The Notice on Converting Floating Loans into Shares is formulated according to the specific contents of the Notice of the State on Converting Floating Loans into Shares.
As shown above, this is the details of the state's conversion of floating interest rate loans, with the following points:
Time: March1~ August 3 1
Conversion methods: fixed interest rate and LPR interest rate.
Number of conversions: only one conversion is allowed.
Which situation doesn't need to be converted: floating loans with existing stocks in the last pricing cycle?
Adjustment cycle of floating interest rate: once a year.
The above five points are about the conversion of floating loan interest rate by the state.
Is the interest rate of 5.34% stock loan high? The original loan interest rate is mainly based on the benchmark loan interest rate, which is 4.90%. When adjusting the mortgage interest rate, it can be discounted or floated on the basis of the benchmark loan interest rate.
The loan interest rates are 9.5%, 9%, 8.5% and 20%, which are 4.7025%, 4.4 1%, 4. 165% and 3.92% respectively.
The floating loan interest rate is divided into 10%, 20%, 30%, etc. That is, 5.39%, 5.88% and 6.37% relative to the actual loan interest rate.
The stock loan interest rate is 5.34%, which is medium, higher than the original discount interest rate and lower than the floating loan interest rate. Generally speaking, the interest rate is high.
Is it necessary to convert LPR when the existing loan interest rate is 5.34%? According to the policy demand, the interest rate of stock loans must be converted, which is both a policy demand and a policy orientation.
The policy direction is correct. There are two options for stock loan conversion, fixed interest rate and LPR interest rate.
If you choose to switch to a fixed interest rate, no matter how the LPR interest rate fluctuates in the future, the future mortgage interest rate will remain unchanged at 5.34%.
If you choose to convert the LPR interest rate, it is a floating interest rate, which is adjusted once a year. When the LPR interest rate rises and then rises, the LPR interest rate will fall, which is also rising and then falling.
According to the loan interest rate of other developed countries, the overall trend of LPR interest rate will decline in the future, so the current stock loan interest rate of 5.34% is very necessary.

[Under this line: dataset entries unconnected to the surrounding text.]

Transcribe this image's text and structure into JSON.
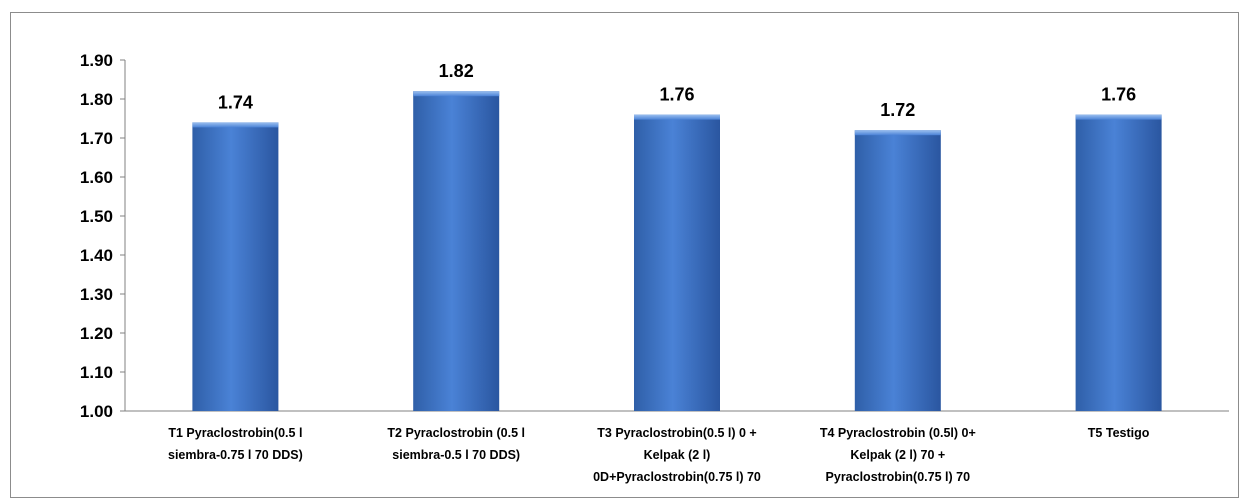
{
  "chart_data": {
    "type": "bar",
    "title": "",
    "xlabel": "",
    "ylabel": "",
    "ylim": [
      1.0,
      1.9
    ],
    "yticks": [
      "1.00",
      "1.10",
      "1.20",
      "1.30",
      "1.40",
      "1.50",
      "1.60",
      "1.70",
      "1.80",
      "1.90"
    ],
    "grid": false,
    "legend": "none",
    "bar_color": "#3a6fc4",
    "categories": [
      [
        "T1  Pyraclostrobin(0.5 l",
        "siembra-0.75 l 70 DDS)"
      ],
      [
        "T2 Pyraclostrobin (0.5 l",
        "siembra-0.5 l 70 DDS)"
      ],
      [
        "T3 Pyraclostrobin(0.5 l) 0 +",
        "Kelpak  (2 l)",
        "0D+Pyraclostrobin(0.75 l) 70"
      ],
      [
        "T4  Pyraclostrobin (0.5l) 0+",
        "Kelpak (2 l) 70 +",
        "Pyraclostrobin(0.75 l) 70"
      ],
      [
        "T5  Testigo"
      ]
    ],
    "values": [
      1.74,
      1.82,
      1.76,
      1.72,
      1.76
    ],
    "data_labels": [
      "1.74",
      "1.82",
      "1.76",
      "1.72",
      "1.76"
    ]
  }
}
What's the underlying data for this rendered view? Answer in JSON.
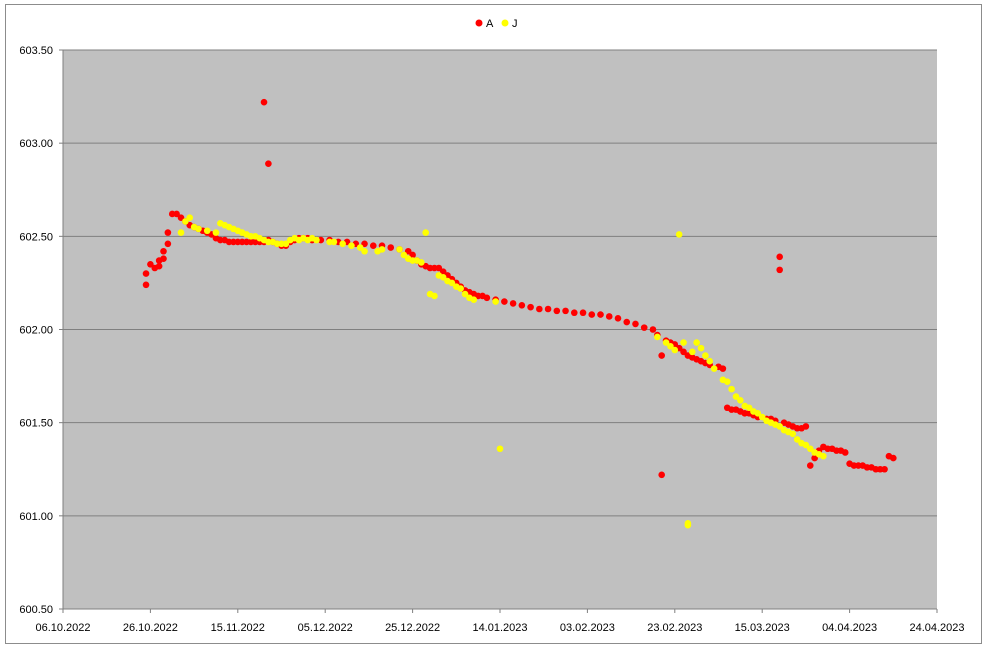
{
  "chart_data": {
    "type": "scatter",
    "title": "",
    "xlabel": "",
    "ylabel": "",
    "xlim": [
      "06.10.2022",
      "24.04.2023"
    ],
    "ylim": [
      600.5,
      603.5
    ],
    "x_ticks": [
      "06.10.2022",
      "26.10.2022",
      "15.11.2022",
      "05.12.2022",
      "25.12.2022",
      "14.01.2023",
      "03.02.2023",
      "23.02.2023",
      "15.03.2023",
      "04.04.2023",
      "24.04.2023"
    ],
    "y_ticks": [
      "600.50",
      "601.00",
      "601.50",
      "602.00",
      "602.50",
      "603.00",
      "603.50"
    ],
    "grid": "horizontal",
    "legend": "top",
    "plot_background": "#c0c0c0",
    "series": [
      {
        "name": "A",
        "color": "#ff0000",
        "points": [
          [
            "25.10.2022",
            602.24
          ],
          [
            "25.10.2022",
            602.3
          ],
          [
            "26.10.2022",
            602.35
          ],
          [
            "27.10.2022",
            602.33
          ],
          [
            "28.10.2022",
            602.37
          ],
          [
            "28.10.2022",
            602.34
          ],
          [
            "29.10.2022",
            602.38
          ],
          [
            "29.10.2022",
            602.42
          ],
          [
            "30.10.2022",
            602.46
          ],
          [
            "30.10.2022",
            602.52
          ],
          [
            "31.10.2022",
            602.62
          ],
          [
            "01.11.2022",
            602.62
          ],
          [
            "02.11.2022",
            602.6
          ],
          [
            "03.11.2022",
            602.58
          ],
          [
            "04.11.2022",
            602.56
          ],
          [
            "05.11.2022",
            602.55
          ],
          [
            "06.11.2022",
            602.54
          ],
          [
            "07.11.2022",
            602.53
          ],
          [
            "08.11.2022",
            602.52
          ],
          [
            "09.11.2022",
            602.51
          ],
          [
            "10.11.2022",
            602.49
          ],
          [
            "11.11.2022",
            602.48
          ],
          [
            "12.11.2022",
            602.48
          ],
          [
            "13.11.2022",
            602.47
          ],
          [
            "14.11.2022",
            602.47
          ],
          [
            "15.11.2022",
            602.47
          ],
          [
            "16.11.2022",
            602.47
          ],
          [
            "17.11.2022",
            602.47
          ],
          [
            "18.11.2022",
            602.47
          ],
          [
            "19.11.2022",
            602.47
          ],
          [
            "20.11.2022",
            602.47
          ],
          [
            "21.11.2022",
            603.22
          ],
          [
            "21.11.2022",
            602.47
          ],
          [
            "22.11.2022",
            602.89
          ],
          [
            "22.11.2022",
            602.48
          ],
          [
            "23.11.2022",
            602.47
          ],
          [
            "24.11.2022",
            602.46
          ],
          [
            "25.11.2022",
            602.45
          ],
          [
            "26.11.2022",
            602.45
          ],
          [
            "27.11.2022",
            602.47
          ],
          [
            "28.11.2022",
            602.48
          ],
          [
            "29.11.2022",
            602.49
          ],
          [
            "30.11.2022",
            602.49
          ],
          [
            "01.12.2022",
            602.49
          ],
          [
            "02.12.2022",
            602.48
          ],
          [
            "04.12.2022",
            602.48
          ],
          [
            "06.12.2022",
            602.48
          ],
          [
            "08.12.2022",
            602.47
          ],
          [
            "10.12.2022",
            602.47
          ],
          [
            "12.12.2022",
            602.46
          ],
          [
            "14.12.2022",
            602.46
          ],
          [
            "16.12.2022",
            602.45
          ],
          [
            "18.12.2022",
            602.45
          ],
          [
            "20.12.2022",
            602.44
          ],
          [
            "22.12.2022",
            602.43
          ],
          [
            "24.12.2022",
            602.42
          ],
          [
            "25.12.2022",
            602.4
          ],
          [
            "26.12.2022",
            602.37
          ],
          [
            "27.12.2022",
            602.35
          ],
          [
            "28.12.2022",
            602.34
          ],
          [
            "29.12.2022",
            602.33
          ],
          [
            "30.12.2022",
            602.33
          ],
          [
            "31.12.2022",
            602.33
          ],
          [
            "01.01.2023",
            602.31
          ],
          [
            "02.01.2023",
            602.29
          ],
          [
            "03.01.2023",
            602.27
          ],
          [
            "04.01.2023",
            602.25
          ],
          [
            "05.01.2023",
            602.23
          ],
          [
            "06.01.2023",
            602.21
          ],
          [
            "07.01.2023",
            602.2
          ],
          [
            "08.01.2023",
            602.19
          ],
          [
            "09.01.2023",
            602.18
          ],
          [
            "10.01.2023",
            602.18
          ],
          [
            "11.01.2023",
            602.17
          ],
          [
            "13.01.2023",
            602.16
          ],
          [
            "15.01.2023",
            602.15
          ],
          [
            "17.01.2023",
            602.14
          ],
          [
            "19.01.2023",
            602.13
          ],
          [
            "21.01.2023",
            602.12
          ],
          [
            "23.01.2023",
            602.11
          ],
          [
            "25.01.2023",
            602.11
          ],
          [
            "27.01.2023",
            602.1
          ],
          [
            "29.01.2023",
            602.1
          ],
          [
            "31.01.2023",
            602.09
          ],
          [
            "02.02.2023",
            602.09
          ],
          [
            "04.02.2023",
            602.08
          ],
          [
            "06.02.2023",
            602.08
          ],
          [
            "08.02.2023",
            602.07
          ],
          [
            "10.02.2023",
            602.06
          ],
          [
            "12.02.2023",
            602.04
          ],
          [
            "14.02.2023",
            602.03
          ],
          [
            "16.02.2023",
            602.01
          ],
          [
            "18.02.2023",
            602.0
          ],
          [
            "19.02.2023",
            601.97
          ],
          [
            "20.02.2023",
            601.86
          ],
          [
            "20.02.2023",
            601.22
          ],
          [
            "21.02.2023",
            601.94
          ],
          [
            "22.02.2023",
            601.93
          ],
          [
            "23.02.2023",
            601.92
          ],
          [
            "24.02.2023",
            601.9
          ],
          [
            "25.02.2023",
            601.88
          ],
          [
            "26.02.2023",
            601.86
          ],
          [
            "27.02.2023",
            601.85
          ],
          [
            "28.02.2023",
            601.84
          ],
          [
            "01.03.2023",
            601.83
          ],
          [
            "02.03.2023",
            601.82
          ],
          [
            "03.03.2023",
            601.81
          ],
          [
            "05.03.2023",
            601.8
          ],
          [
            "06.03.2023",
            601.79
          ],
          [
            "07.03.2023",
            601.58
          ],
          [
            "08.03.2023",
            601.57
          ],
          [
            "09.03.2023",
            601.57
          ],
          [
            "10.03.2023",
            601.56
          ],
          [
            "11.03.2023",
            601.55
          ],
          [
            "12.03.2023",
            601.55
          ],
          [
            "13.03.2023",
            601.54
          ],
          [
            "14.03.2023",
            601.53
          ],
          [
            "16.03.2023",
            601.52
          ],
          [
            "17.03.2023",
            601.52
          ],
          [
            "18.03.2023",
            601.51
          ],
          [
            "19.03.2023",
            602.39
          ],
          [
            "19.03.2023",
            602.32
          ],
          [
            "20.03.2023",
            601.5
          ],
          [
            "21.03.2023",
            601.49
          ],
          [
            "22.03.2023",
            601.48
          ],
          [
            "23.03.2023",
            601.47
          ],
          [
            "24.03.2023",
            601.47
          ],
          [
            "25.03.2023",
            601.48
          ],
          [
            "26.03.2023",
            601.27
          ],
          [
            "27.03.2023",
            601.31
          ],
          [
            "28.03.2023",
            601.35
          ],
          [
            "29.03.2023",
            601.37
          ],
          [
            "30.03.2023",
            601.36
          ],
          [
            "31.03.2023",
            601.36
          ],
          [
            "01.04.2023",
            601.35
          ],
          [
            "02.04.2023",
            601.35
          ],
          [
            "03.04.2023",
            601.34
          ],
          [
            "04.04.2023",
            601.28
          ],
          [
            "05.04.2023",
            601.27
          ],
          [
            "06.04.2023",
            601.27
          ],
          [
            "07.04.2023",
            601.27
          ],
          [
            "08.04.2023",
            601.26
          ],
          [
            "09.04.2023",
            601.26
          ],
          [
            "10.04.2023",
            601.25
          ],
          [
            "11.04.2023",
            601.25
          ],
          [
            "12.04.2023",
            601.25
          ],
          [
            "13.04.2023",
            601.32
          ],
          [
            "14.04.2023",
            601.31
          ]
        ]
      },
      {
        "name": "J",
        "color": "#ffff00",
        "points": [
          [
            "02.11.2022",
            602.52
          ],
          [
            "03.11.2022",
            602.58
          ],
          [
            "04.11.2022",
            602.6
          ],
          [
            "05.11.2022",
            602.55
          ],
          [
            "06.11.2022",
            602.54
          ],
          [
            "08.11.2022",
            602.53
          ],
          [
            "10.11.2022",
            602.52
          ],
          [
            "11.11.2022",
            602.57
          ],
          [
            "12.11.2022",
            602.56
          ],
          [
            "13.11.2022",
            602.55
          ],
          [
            "14.11.2022",
            602.54
          ],
          [
            "15.11.2022",
            602.53
          ],
          [
            "16.11.2022",
            602.52
          ],
          [
            "17.11.2022",
            602.51
          ],
          [
            "18.11.2022",
            602.5
          ],
          [
            "19.11.2022",
            602.5
          ],
          [
            "20.11.2022",
            602.49
          ],
          [
            "21.11.2022",
            602.48
          ],
          [
            "22.11.2022",
            602.47
          ],
          [
            "23.11.2022",
            602.47
          ],
          [
            "24.11.2022",
            602.46
          ],
          [
            "25.11.2022",
            602.46
          ],
          [
            "26.11.2022",
            602.46
          ],
          [
            "27.11.2022",
            602.48
          ],
          [
            "28.11.2022",
            602.49
          ],
          [
            "29.11.2022",
            602.48
          ],
          [
            "30.11.2022",
            602.49
          ],
          [
            "01.12.2022",
            602.48
          ],
          [
            "02.12.2022",
            602.49
          ],
          [
            "03.12.2022",
            602.48
          ],
          [
            "06.12.2022",
            602.47
          ],
          [
            "07.12.2022",
            602.47
          ],
          [
            "09.12.2022",
            602.46
          ],
          [
            "11.12.2022",
            602.45
          ],
          [
            "13.12.2022",
            602.44
          ],
          [
            "14.12.2022",
            602.42
          ],
          [
            "17.12.2022",
            602.42
          ],
          [
            "18.12.2022",
            602.43
          ],
          [
            "22.12.2022",
            602.43
          ],
          [
            "23.12.2022",
            602.4
          ],
          [
            "24.12.2022",
            602.38
          ],
          [
            "25.12.2022",
            602.37
          ],
          [
            "26.12.2022",
            602.37
          ],
          [
            "27.12.2022",
            602.36
          ],
          [
            "28.12.2022",
            602.52
          ],
          [
            "29.12.2022",
            602.19
          ],
          [
            "30.12.2022",
            602.18
          ],
          [
            "31.12.2022",
            602.29
          ],
          [
            "01.01.2023",
            602.28
          ],
          [
            "02.01.2023",
            602.26
          ],
          [
            "03.01.2023",
            602.25
          ],
          [
            "04.01.2023",
            602.23
          ],
          [
            "05.01.2023",
            602.22
          ],
          [
            "06.01.2023",
            602.19
          ],
          [
            "07.01.2023",
            602.17
          ],
          [
            "08.01.2023",
            602.16
          ],
          [
            "13.01.2023",
            602.15
          ],
          [
            "14.01.2023",
            601.36
          ],
          [
            "19.02.2023",
            601.96
          ],
          [
            "21.02.2023",
            601.93
          ],
          [
            "22.02.2023",
            601.91
          ],
          [
            "23.02.2023",
            601.89
          ],
          [
            "24.02.2023",
            602.51
          ],
          [
            "25.02.2023",
            601.93
          ],
          [
            "26.02.2023",
            600.96
          ],
          [
            "26.02.2023",
            600.95
          ],
          [
            "27.02.2023",
            601.88
          ],
          [
            "28.02.2023",
            601.93
          ],
          [
            "01.03.2023",
            601.9
          ],
          [
            "02.03.2023",
            601.86
          ],
          [
            "03.03.2023",
            601.83
          ],
          [
            "04.03.2023",
            601.79
          ],
          [
            "06.03.2023",
            601.73
          ],
          [
            "07.03.2023",
            601.72
          ],
          [
            "08.03.2023",
            601.68
          ],
          [
            "09.03.2023",
            601.64
          ],
          [
            "10.03.2023",
            601.62
          ],
          [
            "11.03.2023",
            601.59
          ],
          [
            "12.03.2023",
            601.58
          ],
          [
            "13.03.2023",
            601.56
          ],
          [
            "14.03.2023",
            601.55
          ],
          [
            "15.03.2023",
            601.53
          ],
          [
            "16.03.2023",
            601.51
          ],
          [
            "17.03.2023",
            601.5
          ],
          [
            "18.03.2023",
            601.49
          ],
          [
            "19.03.2023",
            601.48
          ],
          [
            "20.03.2023",
            601.46
          ],
          [
            "21.03.2023",
            601.45
          ],
          [
            "22.03.2023",
            601.44
          ],
          [
            "23.03.2023",
            601.41
          ],
          [
            "24.03.2023",
            601.39
          ],
          [
            "25.03.2023",
            601.38
          ],
          [
            "26.03.2023",
            601.36
          ],
          [
            "27.03.2023",
            601.34
          ],
          [
            "28.03.2023",
            601.33
          ],
          [
            "29.03.2023",
            601.32
          ]
        ]
      }
    ]
  }
}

What is the interest rate for converting stock loans from 5.34% to LPR?
According to the Notice on Conversion of Loan Floating Interest Rate, the existing loan interest rate is converted above the original benchmark loan interest rate, and the original loan interest rate remains unchanged.
Therefore, the stock loan interest rate is 5.34%, which is still 5.34% after being converted into LPR interest rate, and the pricing calculation is LPR+54 basis points. Since the LPR interest rate of 20 19 and 12 is 4.80%, it is based on the LPR interest rate of 12 in the past year.
After being converted into LPR interest rate, the price will fluctuate with the change of LPR interest rate in the second year, and the price will be adjusted once a year.
Based on the above analysis, the above are the relevant details of the Notice of the State on Interest Rate Conversion of Floating Loans. I suggest you cooperate with the policy, which is getting better and better. I believe this policy is for the benefit of the people.